Re: [PATCH][RFC] Instrument function exit with __builtin_unreachable in C++.

2017-10-18 Thread Martin Liška
On 10/12/2017 10:48 AM, Jakub Jelinek wrote:
> On Thu, Oct 12, 2017 at 10:40:42AM +0200, Martin Liška wrote:
>> --- a/gcc/cp/constexpr.c
>> +++ b/gcc/cp/constexpr.c
>> @@ -1175,7 +1175,12 @@ cxx_eval_builtin_function_call (const constexpr_ctx 
>> *ctx, tree t, tree fun,
>>  {
>>new_call = build_call_array_loc (EXPR_LOCATION (t), TREE_TYPE (t),
>> CALL_EXPR_FN (t), nargs, args);
>> -  error ("%q+E is not a constant expression", new_call);
>> +
>> +  /* Do not allow__builtin_unreachable in constexpr function.  */
>> +  if (DECL_FUNCTION_CODE (fun) == BUILT_IN_UNREACHABLE)
> 
> As I said earlier, I think it would be better to differentiate between
> explicit __builtin_unreachable and the implicitly added one from the patch.
> So this could be done as
> if (DECL_FUNCTION_CODE (fun) == BUILT_IN_UNREACHABLE
> && EXPR_LOCATION (t) == BUILTINS_LOCATION)
> 
>> +  location_t loc = DECL_SOURCE_LOCATION (fndecl);
>> +  if (sanitize_flags_p (SANITIZE_RETURN, fndecl))
>> +t = ubsan_instrument_return (loc);
>> +  else
>> +t = build_call_expr_loc (loc, builtin_decl_explicit 
>> (BUILT_IN_UNREACHABLE),
> 
> and here use BUILTINS_LOCATION instead of loc.
> The code might be more readable by doing:
> {
>   tree fndecl = builtin_decl_explicit (BUILT_IN_UNREACHABLE);
>   t = build_call_expr_loc (BUILTINS_LOCATION, fndecl, 0);
> }
> 
>> + 0);
>> +
> 
>   Jakub
> 

Hi.

I'm sending updated version of the patch that should address it.

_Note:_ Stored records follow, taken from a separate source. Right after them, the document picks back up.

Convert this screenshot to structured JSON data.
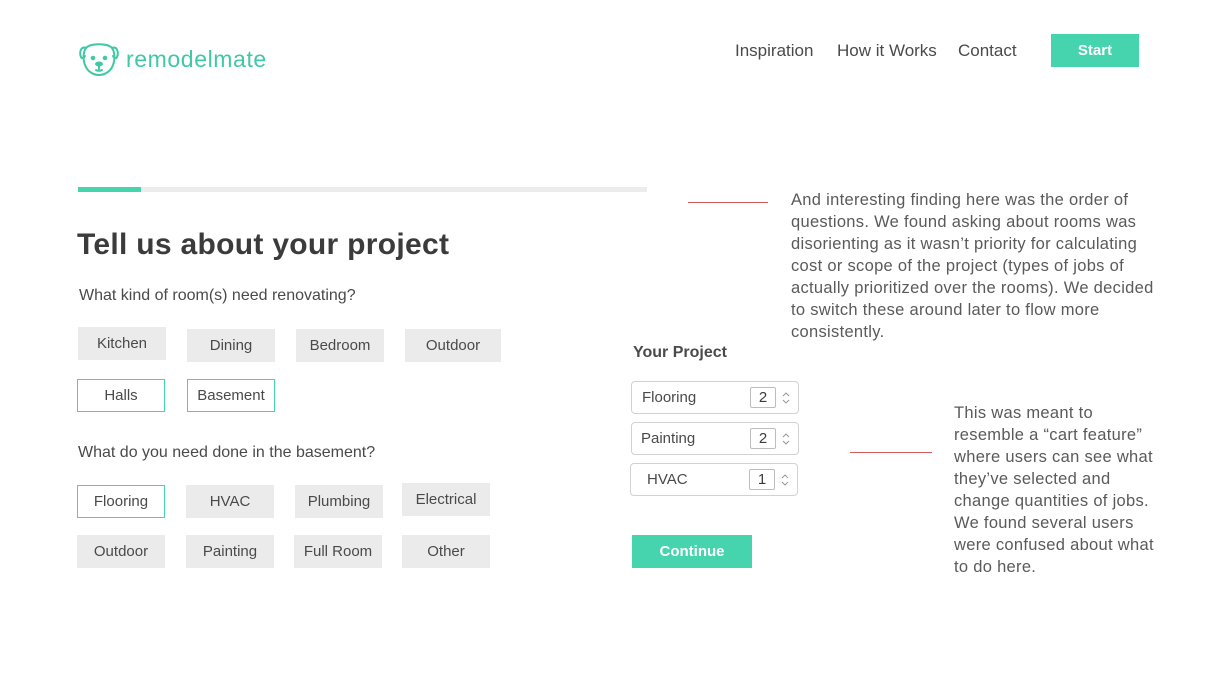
{
  "header": {
    "logo_text": "remodelmate",
    "nav": [
      "Inspiration",
      "How it Works",
      "Contact"
    ],
    "start_label": "Start"
  },
  "form": {
    "progress": 0.11,
    "title": "Tell us about your project",
    "question_rooms": "What kind of room(s) need renovating?",
    "rooms": [
      {
        "label": "Kitchen",
        "selected": false
      },
      {
        "label": "Dining",
        "selected": false
      },
      {
        "label": "Bedroom",
        "selected": false
      },
      {
        "label": "Outdoor",
        "selected": false
      },
      {
        "label": "Halls",
        "selected": true
      },
      {
        "label": "Basement",
        "selected": true
      }
    ],
    "question_jobs": "What do you need done in the basement?",
    "jobs": [
      {
        "label": "Flooring",
        "selected": true
      },
      {
        "label": "HVAC",
        "selected": false
      },
      {
        "label": "Plumbing",
        "selected": false
      },
      {
        "label": "Electrical",
        "selected": false
      },
      {
        "label": "Outdoor",
        "selected": false
      },
      {
        "label": "Painting",
        "selected": false
      },
      {
        "label": "Full Room",
        "selected": false
      },
      {
        "label": "Other",
        "selected": false
      }
    ]
  },
  "project": {
    "title": "Your Project",
    "items": [
      {
        "label": "Flooring",
        "qty": "2"
      },
      {
        "label": "Painting",
        "qty": "2"
      },
      {
        "label": "HVAC",
        "qty": "1"
      }
    ],
    "continue_label": "Continue"
  },
  "annotations": {
    "note1": "And interesting finding here was the order of questions. We found asking about rooms was disorienting as it wasn’t priority for calculating cost or scope of the project (types of jobs of actually prioritized over the rooms). We decided to switch these around later to flow more consistently.",
    "note2": "This was meant to resemble a “cart feature” where users can see what they’ve selected and change quantities of jobs. We found several users were confused about what to do here."
  },
  "colors": {
    "accent": "#45d4ae",
    "annotation_line": "#d25a5a",
    "chip_bg": "#ebebeb"
  },
  "icons": {
    "logo": "dog-face-icon",
    "spinner": "up-down-arrows-icon"
  }
}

Patch can bootstrap on ppc64le-redhat-linux and survives regression tests.

Ready to be installed?
Martin
>From 36f3f45d9fa42344261faf60bb3cfbe22ed262ac Mon Sep 17 00:00:00 2001
From: marxin 
Date: Thu, 12 Oct 2017 10:14:59 +0200
Subject: [PATCH 1/3] Instrument function exit with __builtin_unreachable in
 C++

gcc/c-family/ChangeLog:

2017-10-12  Martin Liska  

	PR middle-end/82404
	* c-opts.c (c_common_post_options): Set -Wreturn-type for C++
	FE.
	* c.opt: Set default value of warn_return_type.

gcc/cp/ChangeLog:

2017-10-12  Martin Liska  

	PR middle-end/82404
	* constexpr.c (cxx_eval_builtin_function_call): Handle
	__builtin_unreachable call.
	* cp-gimplify.c (cp_ubsan_maybe_instrument_return): Rename to
	...
	(cp_maybe_instrument_return): ... this.
	(cp_genericize): Call the function unconditionally.

gcc/fortran/ChangeLog:

2017-10-12  Martin Liska  

	PR middle-end/82404
	* options.c (gfc_post_options): Set default value of
	-Wreturn-type to false.
---
 gcc/c-family/c-opts.c |  3 +++
 gcc/c-family/c.opt|  2 +-
 gcc/cp/constexpr.c|  8 +++-
 gcc/cp/cp-gimplify.c  | 20 ++--
 gcc/fortran/options.c |  3 +++
 5 files changed, 28 insertions(+), 8 deletions(-)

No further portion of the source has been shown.